Cranberry berries (Vaccinium macrocarpon Ait.), a shrub of the Ericaceae family, are used to control recurring urinary tract infections. The widespread use of Cranberry-based products stems from a study carried out in 1994 and published in the Journal of the American Medical Association (JAMA): on 153 elderly women suffering from recurrent cystitis, the intake of 300 grams of American cranberry juice for 6 months indeed proved to be clinically effective. Thanks to the fact that it is rich in procyanidins (PACs), this fruit inhibits the adhesion of bacteria to the cells of the mucous membrane that coats the urinary tract, promoting their elimination with urine. It also causes urine to acidify, thus creating an unfavourable environment for bacteria and, in particular, for Escherichia coli, which is often responsible for cystitis. Numerous Cranberry-based preparations are available on the market for the prevention and treatment of urinary tract infections. The dried extract must contain at least 36 mg proanthocyanidins, measured with the DMAC method (a colorimetry method that uses dimethylaminocinnamaldehyde as a reagent), to ensure optimal prevention and cure. Cranberry proanthocyanidins can have chains of various lengths. Short-chain PACs are easily absorbed in the intestine and act very fast on the urinary tract, while longer-chain ones are absorbed more slowly, mainly acting in the intestine. This is why the treatment of acute cystitis prioritises preparations with short- and mixed-chain Cranberry, while extracts of mixed-chain Cranberry are indicated for the prevention of recurrent infections.

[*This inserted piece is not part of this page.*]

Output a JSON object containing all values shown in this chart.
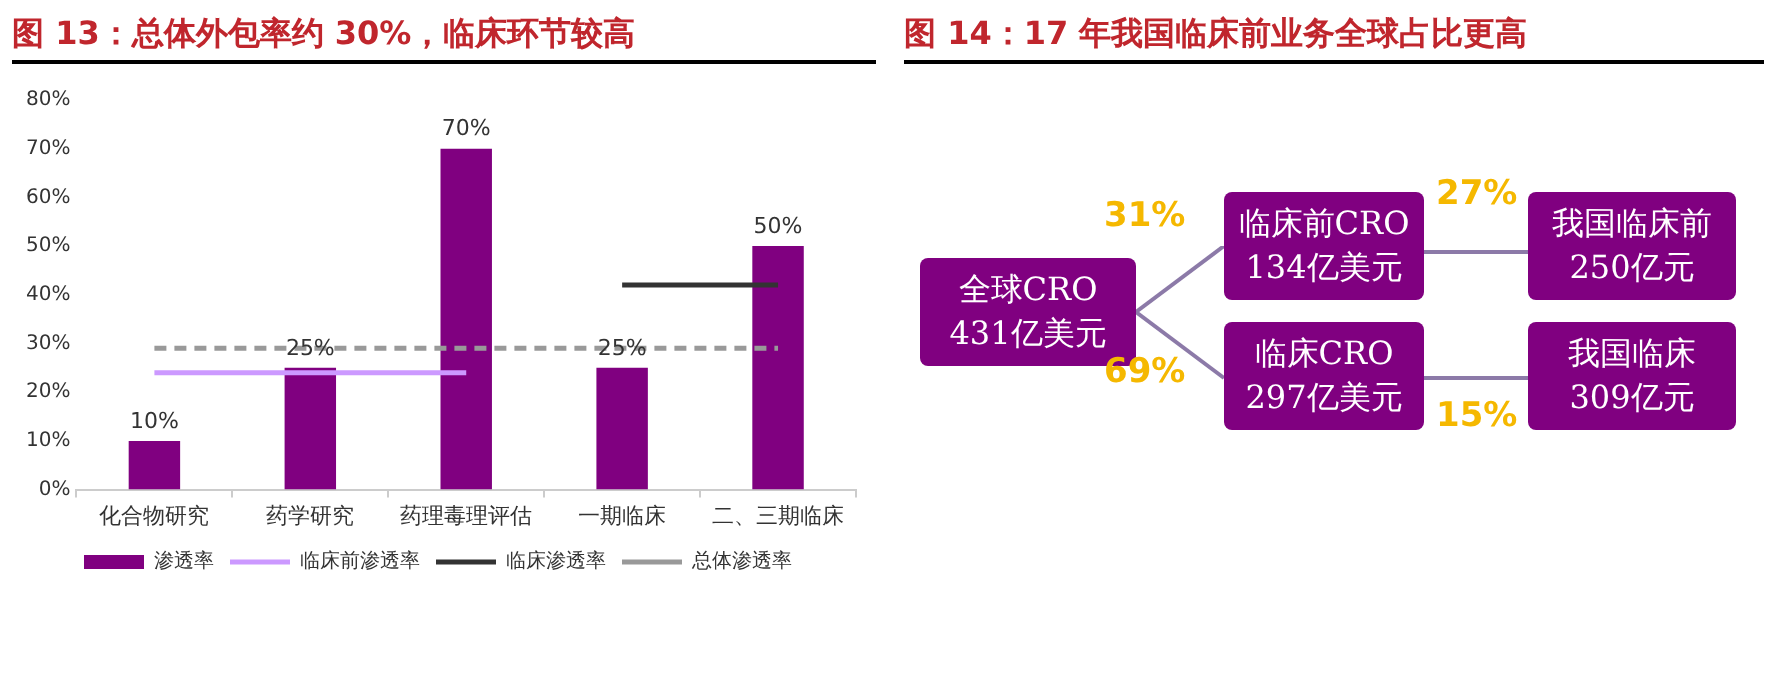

It is a derivative of the amino acid cysteine, with beneficial properties for the body (mucolytic, antioxidant, hepatoprotective). Recent experimental studies have documented the effectiveness of acetylcysteine in breaking up and reducing the number of bacteria present in the ‘biofilm’ of Escherichia coli. This activity can enhance both the properties of American cranberry and the action of antibiotics, especially in the prevention of relapses.
D-mannose is a simple carbohydrate, poorly absorbed in the intestine, which, having been taken by mouth, is mostly eliminated in the faeces and urine, inhibiting the adhesins of bacteria. It is indicated in the treatment of recurring urinary tract infections, in combination with American Cranberry. It is used in cycles of 20 days a month for the prevention of recurring urinary tract infections, as needed.